— Накройсь!
Множественным движением вернулись на головы фуражки и бескозырки. Марков натянул свою безразмерную папаху-тельпек.
— Команде разойтись! Караул вниз!
Завечерело, и на мачтах зажглись огни — белые клотиковые и красно-зелёные гакабортные.
Тимановский оглянулся — никто не видит? — и постучал трубкой по планширу, выбивая пепел в набежавшую волну.
— Капитан, — негромко обратился он к Авинову, — хочу вас «обрадовать» — вы дежурите с двух до четырёх ночи. Вы и человек десять-пятнадцать текинцев. Говорят, на «Императоре Александре III» силён «контрреволюционный элемент», поэтому им проще. А вот наши «братишки» ещё пошаливают…
— Осмелюсь спросить, ваше высокоблагородие, — осторожно проговорил Авинов, — что-то случилось?
Полковник молчал, набивая трубку табаком, и слово взял Сергей Леонидович.
— Прапорщик Камлач пропал, — криво усмехнулся он, — вместе с матросом 2-й статьи по фамилии Гришко. На корабле их нет, значит, оба в море… Может, не поделили чего или во мнениях не сошлись… А может, эту парочку кто-то третий… того… оприходовал.
— В общем, — заключил Тимановский, раскурив трубку, — бдите, Авинов.
— Так точно! — заверил обоих штабс-капитан.
Дежурство было ему не в тягость, всего-то делов — броди по палубе да поглядывай по сторонам.

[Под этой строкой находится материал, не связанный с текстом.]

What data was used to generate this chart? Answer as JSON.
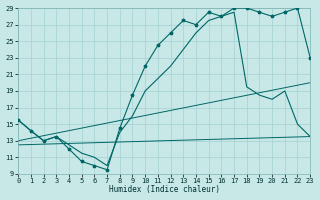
{
  "xlabel": "Humidex (Indice chaleur)",
  "bg_color": "#c8e8e8",
  "grid_color": "#aad4d4",
  "line_color": "#006666",
  "x_min": 0,
  "x_max": 23,
  "y_min": 9,
  "y_max": 29,
  "x_ticks": [
    0,
    1,
    2,
    3,
    4,
    5,
    6,
    7,
    8,
    9,
    10,
    11,
    12,
    13,
    14,
    15,
    16,
    17,
    18,
    19,
    20,
    21,
    22,
    23
  ],
  "y_ticks": [
    9,
    11,
    13,
    15,
    17,
    19,
    21,
    23,
    25,
    27,
    29
  ],
  "line1_x": [
    0,
    1,
    2,
    3,
    4,
    5,
    6,
    7,
    8,
    9,
    10,
    11,
    12,
    13,
    14,
    15,
    16,
    17,
    18,
    19,
    20,
    21,
    22,
    23
  ],
  "line1_y": [
    15.5,
    14.2,
    13.0,
    13.5,
    12.0,
    10.5,
    10.0,
    9.5,
    14.5,
    18.5,
    22.0,
    24.5,
    26.0,
    27.5,
    27.0,
    28.5,
    28.0,
    29.0,
    29.0,
    28.5,
    28.0,
    28.5,
    29.0,
    23.0
  ],
  "line2_x": [
    0,
    1,
    2,
    3,
    4,
    5,
    6,
    7,
    8,
    9,
    10,
    11,
    12,
    13,
    14,
    15,
    16,
    17,
    18,
    19,
    20,
    21,
    22,
    23
  ],
  "line2_y": [
    15.5,
    14.2,
    13.0,
    13.5,
    12.5,
    11.5,
    11.0,
    10.0,
    14.0,
    16.0,
    19.0,
    20.5,
    22.0,
    24.0,
    26.0,
    27.5,
    28.0,
    28.5,
    19.5,
    18.5,
    18.0,
    19.0,
    15.0,
    13.5
  ],
  "line3_x": [
    0,
    23
  ],
  "line3_y": [
    13.0,
    20.0
  ],
  "line4_x": [
    0,
    23
  ],
  "line4_y": [
    12.5,
    13.5
  ]
}
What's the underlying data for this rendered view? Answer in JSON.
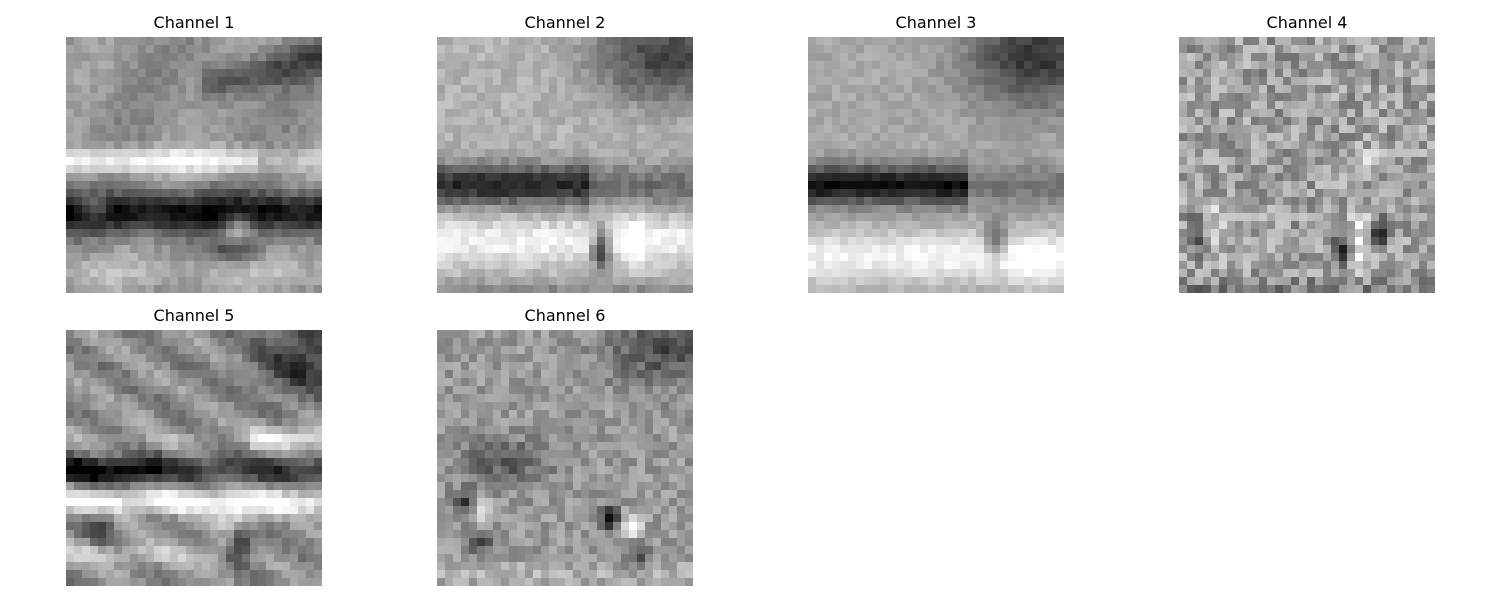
{
  "figure": {
    "panels": [
      {
        "title": "Channel 1"
      },
      {
        "title": "Channel 2"
      },
      {
        "title": "Channel 3"
      },
      {
        "title": "Channel 4"
      },
      {
        "title": "Channel 5"
      },
      {
        "title": "Channel 6"
      }
    ],
    "colormap": "gray"
  }
}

Громадный корабль был тёмен, он не сиял иллюминаторами, как прогулочное судно. Одетый в броню, линкор шёл вперёд, ощетиненный стволами орудий, походя на рыцаря в латах, с опущенным забралом и с мечом в руках.
Луна пробивалась сквозь тучи размытым пятном, светила, не давая теней, смутно отделяя корабль от моря. Ярко горели отличительные огни, а из труб били шаткие снопы искр, подсвечивавшие клубы дыма.
Кирилл прошёл вдоль левого борта, с кормы на нос. За ним по пятам шагали Саид, Махмуд и ещё человек шесть текинцев, малость обвыкшихся на морских просторах.
— Всё спокойно, сердар, — оскалился Батыр, — пусто и тихо везде, ни один мышь не шевелится!
— Тсс! — вскинул руку Авинов, прислушиваясь. Показалось ему или кто-то в самом деле плачет?
Не показалось — у борта стояла женская фигура, поникшая, опустившая голову. Кирилл подошёл, кашлянув, чтобы дать знать о себе, и спросил:
— Вас кто-то обидел?
Он уже хотел было перевести эту простенькую фразу на текинский — вдруг да поймёт! — когда плачущая повернулась к нему. Это была та самая девушка, которой он помог подняться на борт линкора. Теперь платок не скрывал её лица, вот только смутное сияние луны не позволяло им любоваться.
— Спасибо за участие, — проговорила девица вздрагивавшим голосом, — всё в порядке… — и зарыдала, уткнув лицо в ладони.
Не зная как ему быть — турчанка всё же, — Авинов осторожно приобнял девушку за плечи. А та словно ждала этого — моментально повернулась к нему лицом, прижалась и продолжила реветь.
— Ну, ну… — бормотал Кирилл, поглаживая девушку по спине. — Всё будет хорошо…
— Н-не бу-у-удет… — ныла та. — Вы не понимаете-е… Это из-за меня пароход торпедировали-и, это я виновата, что погибло столько люде-ей…
— Да опомнитесь! — Авинов не знал, пугаться ему или ругаться. — Что вы такое говорите? Кстати, зовут-то вас как?